22 April 2018
This was a week of transition for Curiosity’s environmental science team. The cloudy season on Mars has ended as we’ve seen a marked decrease in water ice cloud activity in our Navcam sky movies over the last several weeks and we’re moving quickly into the dusty season on Mars. We will now be drastically reducing the frequency in which we search for clouds and instead focus our attention on dust devils and storms. The atmosphere is beginning to get dustier, as seen by the hazy look of the northern rim in Gale Crater in this image. Indeed, we began preplanning our annual campaign to study a potential global dust storm, if and when such a storm develops this year.
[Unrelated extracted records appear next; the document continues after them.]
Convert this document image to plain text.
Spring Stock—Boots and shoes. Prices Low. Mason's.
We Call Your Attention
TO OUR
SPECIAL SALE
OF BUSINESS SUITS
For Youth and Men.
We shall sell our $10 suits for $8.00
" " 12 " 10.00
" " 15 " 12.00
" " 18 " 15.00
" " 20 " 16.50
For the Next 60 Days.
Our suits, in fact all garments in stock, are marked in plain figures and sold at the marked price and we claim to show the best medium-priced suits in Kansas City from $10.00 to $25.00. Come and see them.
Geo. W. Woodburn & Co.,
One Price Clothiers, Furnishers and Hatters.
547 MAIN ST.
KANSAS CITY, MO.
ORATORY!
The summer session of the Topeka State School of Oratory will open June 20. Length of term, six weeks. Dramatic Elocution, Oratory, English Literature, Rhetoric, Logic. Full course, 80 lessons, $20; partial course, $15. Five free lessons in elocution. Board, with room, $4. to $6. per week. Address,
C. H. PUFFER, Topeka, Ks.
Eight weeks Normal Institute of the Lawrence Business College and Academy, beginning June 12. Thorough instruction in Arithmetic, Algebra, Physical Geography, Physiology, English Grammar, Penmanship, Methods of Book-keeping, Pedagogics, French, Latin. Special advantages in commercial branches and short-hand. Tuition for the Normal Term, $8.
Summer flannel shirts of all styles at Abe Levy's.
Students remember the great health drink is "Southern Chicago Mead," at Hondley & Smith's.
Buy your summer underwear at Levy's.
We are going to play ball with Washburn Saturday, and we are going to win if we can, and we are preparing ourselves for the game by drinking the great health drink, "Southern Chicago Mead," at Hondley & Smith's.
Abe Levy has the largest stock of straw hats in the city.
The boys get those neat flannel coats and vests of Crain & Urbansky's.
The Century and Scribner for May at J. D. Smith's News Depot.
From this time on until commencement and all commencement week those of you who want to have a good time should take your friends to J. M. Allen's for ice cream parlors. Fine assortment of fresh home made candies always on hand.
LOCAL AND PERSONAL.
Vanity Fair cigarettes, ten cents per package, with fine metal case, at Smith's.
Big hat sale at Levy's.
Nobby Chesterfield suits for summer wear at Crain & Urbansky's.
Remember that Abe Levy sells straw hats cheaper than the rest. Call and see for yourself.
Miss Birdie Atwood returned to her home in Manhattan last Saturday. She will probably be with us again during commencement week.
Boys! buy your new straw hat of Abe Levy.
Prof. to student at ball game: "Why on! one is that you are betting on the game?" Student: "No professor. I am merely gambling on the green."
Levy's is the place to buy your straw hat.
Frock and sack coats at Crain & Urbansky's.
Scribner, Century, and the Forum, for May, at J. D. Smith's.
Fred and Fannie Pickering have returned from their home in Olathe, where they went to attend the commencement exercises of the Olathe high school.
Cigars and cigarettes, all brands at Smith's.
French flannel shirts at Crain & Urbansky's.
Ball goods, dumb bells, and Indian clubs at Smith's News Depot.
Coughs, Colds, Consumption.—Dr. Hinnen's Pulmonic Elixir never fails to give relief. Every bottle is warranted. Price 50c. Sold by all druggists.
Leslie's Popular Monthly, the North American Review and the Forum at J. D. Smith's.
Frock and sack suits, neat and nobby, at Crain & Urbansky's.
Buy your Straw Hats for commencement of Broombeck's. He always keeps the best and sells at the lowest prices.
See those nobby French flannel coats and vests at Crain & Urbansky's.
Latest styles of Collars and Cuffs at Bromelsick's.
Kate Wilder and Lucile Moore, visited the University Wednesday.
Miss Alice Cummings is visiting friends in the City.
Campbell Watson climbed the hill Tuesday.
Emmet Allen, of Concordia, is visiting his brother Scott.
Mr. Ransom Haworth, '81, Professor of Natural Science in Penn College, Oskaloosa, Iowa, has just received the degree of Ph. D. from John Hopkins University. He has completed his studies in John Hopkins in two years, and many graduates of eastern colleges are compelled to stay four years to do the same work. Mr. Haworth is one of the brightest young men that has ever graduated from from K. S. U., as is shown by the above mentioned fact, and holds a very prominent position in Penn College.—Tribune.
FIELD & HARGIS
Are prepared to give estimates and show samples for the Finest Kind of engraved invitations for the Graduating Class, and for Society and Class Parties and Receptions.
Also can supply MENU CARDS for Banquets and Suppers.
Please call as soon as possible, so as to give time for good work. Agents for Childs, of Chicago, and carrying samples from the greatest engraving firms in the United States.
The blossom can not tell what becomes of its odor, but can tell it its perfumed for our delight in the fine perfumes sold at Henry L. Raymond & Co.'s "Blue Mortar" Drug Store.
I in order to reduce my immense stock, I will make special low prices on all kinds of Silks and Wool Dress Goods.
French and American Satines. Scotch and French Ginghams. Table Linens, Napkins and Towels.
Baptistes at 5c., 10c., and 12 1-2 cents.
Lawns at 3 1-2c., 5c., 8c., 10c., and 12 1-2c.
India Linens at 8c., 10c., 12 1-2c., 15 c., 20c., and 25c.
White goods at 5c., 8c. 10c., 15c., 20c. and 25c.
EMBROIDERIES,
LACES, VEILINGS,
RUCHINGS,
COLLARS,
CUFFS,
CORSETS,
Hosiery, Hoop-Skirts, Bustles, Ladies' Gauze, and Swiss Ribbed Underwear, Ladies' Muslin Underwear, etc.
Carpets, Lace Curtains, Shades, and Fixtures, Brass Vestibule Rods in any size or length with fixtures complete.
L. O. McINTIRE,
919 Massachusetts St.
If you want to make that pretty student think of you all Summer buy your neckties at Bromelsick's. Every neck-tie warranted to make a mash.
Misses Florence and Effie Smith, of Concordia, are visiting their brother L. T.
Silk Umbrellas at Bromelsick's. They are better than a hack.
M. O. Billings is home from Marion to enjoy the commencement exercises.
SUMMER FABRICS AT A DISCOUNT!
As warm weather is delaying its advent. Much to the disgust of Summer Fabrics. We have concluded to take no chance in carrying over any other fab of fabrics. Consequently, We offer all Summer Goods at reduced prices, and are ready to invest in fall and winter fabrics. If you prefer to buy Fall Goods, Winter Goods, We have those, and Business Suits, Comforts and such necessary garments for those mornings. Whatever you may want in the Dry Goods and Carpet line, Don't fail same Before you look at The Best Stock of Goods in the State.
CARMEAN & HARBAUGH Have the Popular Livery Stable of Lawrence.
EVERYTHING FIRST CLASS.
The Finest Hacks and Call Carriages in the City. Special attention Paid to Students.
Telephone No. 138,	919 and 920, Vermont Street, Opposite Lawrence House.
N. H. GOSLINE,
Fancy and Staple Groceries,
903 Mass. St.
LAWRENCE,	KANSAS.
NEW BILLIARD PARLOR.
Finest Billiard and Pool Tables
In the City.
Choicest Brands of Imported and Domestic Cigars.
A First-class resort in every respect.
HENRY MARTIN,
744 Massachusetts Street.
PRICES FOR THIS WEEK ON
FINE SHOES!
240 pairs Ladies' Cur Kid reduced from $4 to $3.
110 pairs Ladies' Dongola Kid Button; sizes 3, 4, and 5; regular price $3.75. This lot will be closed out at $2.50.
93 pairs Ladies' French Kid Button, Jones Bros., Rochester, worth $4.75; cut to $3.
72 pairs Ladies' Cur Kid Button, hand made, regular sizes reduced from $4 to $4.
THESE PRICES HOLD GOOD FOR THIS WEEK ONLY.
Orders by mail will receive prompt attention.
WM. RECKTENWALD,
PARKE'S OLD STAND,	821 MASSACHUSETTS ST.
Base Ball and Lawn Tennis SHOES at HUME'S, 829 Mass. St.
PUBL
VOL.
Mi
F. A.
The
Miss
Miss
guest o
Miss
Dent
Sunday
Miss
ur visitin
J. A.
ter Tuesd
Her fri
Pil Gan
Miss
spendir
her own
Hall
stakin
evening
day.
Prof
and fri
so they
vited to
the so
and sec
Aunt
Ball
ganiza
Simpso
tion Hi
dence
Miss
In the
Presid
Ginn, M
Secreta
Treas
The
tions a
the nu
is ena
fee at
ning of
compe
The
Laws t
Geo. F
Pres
The dusty season on Mars, roughly the second half of the martian year, runs from the end of May until February next year, and we’ll be monitoring closely for the signs that a global dust storm (the last of which occurred way back in 2008!) is developing.
But today on Mars, routine business continued as we performed a ‘touch-and-go’ plan with MAHLI images of rock targets ‘Hawick’, ‘Kemnay’, and ‘Buchan’, before driving toward our next destination. On the second sol of the plan, we planned two movies to look for dust devils and two more Mastcam image sequences to monitor the (increasing) amount of dust in the atmosphere as we move toward southern spring equinox.